# clark kent



## jarrod (Jan 26, 2009)

any chance we could get our good buddy clark to post a little more selectively?  he's kinda running the forum over here.

jf


----------



## Bob Hubbard (Jan 26, 2009)

I can shut off the feed (which is maybe 1-2 topics a day) but then this section might get 1-2 topics a month again.  Nothings stopping anyone from out posting the bot, or replying to the topics it imports.


----------



## Bob Hubbard (Jan 26, 2009)

Also, if the bot imports in a true duplicate topic, please report it.  I checked and there's a few with duplicate titles, but the content looked different. The few dupes I found I just deleted.  Most of what's being imported are fight news/reports. I figure, technique discussions are more interactive things, but the bots good at reporting the scores.


----------



## jarrod (Jan 26, 2009)

right you are sir, we'll just have to post more in here to keep up!

jf


----------



## mook jong man (Jan 27, 2009)

You can't beat him he posts  faster than a speeding bullet , and is able to leap tall forums in a single bound .

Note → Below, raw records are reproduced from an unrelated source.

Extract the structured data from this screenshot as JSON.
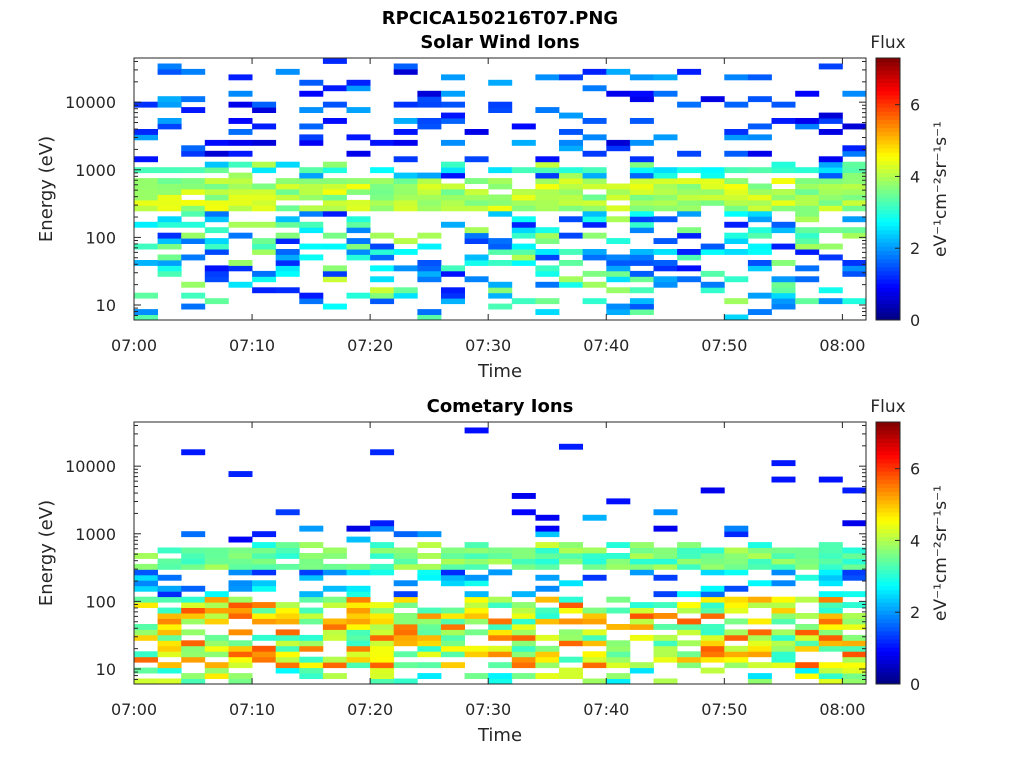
{
  "figure": {
    "title": "RPCICA150216T07.PNG"
  },
  "chart_data": [
    {
      "type": "heatmap",
      "title": "Solar Wind Ions",
      "xlabel": "Time",
      "ylabel": "Energy (eV)",
      "x_ticks": [
        "07:00",
        "07:10",
        "07:20",
        "07:30",
        "07:40",
        "07:50",
        "08:00"
      ],
      "x_range": [
        "07:00",
        "08:02"
      ],
      "y_scale": "log",
      "y_ticks": [
        10,
        100,
        1000,
        10000
      ],
      "ylim": [
        6,
        45000
      ],
      "colorbar": {
        "title": "Flux",
        "label": "eV⁻¹cm⁻²sr⁻¹s⁻¹",
        "ticks": [
          0,
          2,
          4,
          6
        ],
        "range": [
          0,
          7.3
        ]
      },
      "colormap": "jet",
      "description_values": {
        "main_band_energy_eV": [
          250,
          700
        ],
        "main_band_level": [
          3.5,
          4.5
        ],
        "secondary_band_energy_eV": [
          950,
          1150
        ],
        "secondary_band_level": [
          2.5,
          3.5
        ]
      }
    },
    {
      "type": "heatmap",
      "title": "Cometary Ions",
      "xlabel": "Time",
      "ylabel": "Energy (eV)",
      "x_ticks": [
        "07:00",
        "07:10",
        "07:20",
        "07:30",
        "07:40",
        "07:50",
        "08:00"
      ],
      "x_range": [
        "07:00",
        "08:02"
      ],
      "y_scale": "log",
      "y_ticks": [
        10,
        100,
        1000,
        10000
      ],
      "ylim": [
        6,
        45000
      ],
      "colorbar": {
        "title": "Flux",
        "label": "eV⁻¹cm⁻²sr⁻¹s⁻¹",
        "ticks": [
          0,
          2,
          4,
          6
        ],
        "range": [
          0,
          7.3
        ]
      },
      "colormap": "jet",
      "description_values": {
        "main_band_energy_eV": [
          280,
          600
        ],
        "main_band_level": [
          3.0,
          4.0
        ],
        "low_energy_population_eV": [
          10,
          120
        ],
        "low_energy_level": [
          3.0,
          5.8
        ]
      }
    }
  ]
}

 All I can say is he can't be getting too much work done over there at The Daily Planet .


----------



## terryl965 (Jan 27, 2009)

Remember post count equal money, money equal playing time in casino.:asian:


----------



## Bob Hubbard (Jan 27, 2009)

Clark hordes his money though, he's less Superman and more McDuck. LOL


----------



## Tez3 (Jan 27, 2009)

He also puts up fight results in his titles which are hard to avoid when I look at the new posts lists. it spoils literally then fights I watch later because of time differences between you and me.


----------



## Bob Hubbard (Jan 27, 2009)

Thread titles are based on what the bit he's pulling is titled. I can put the bot on a 'mod approval' leash, meaning threads are only posted after a mod reviews them, but that may delay the threads posting publicly for days.


----------



## arnisador (Jan 27, 2009)

Spoilers are indeed an issue. At least put him on a 24 hour delay for that?


----------



## jarrod (Jan 27, 2009)

how about an mma subforum for news?  i do like reading what he posts, it's just hard to get a discussion going when he has a busy day.

jf


----------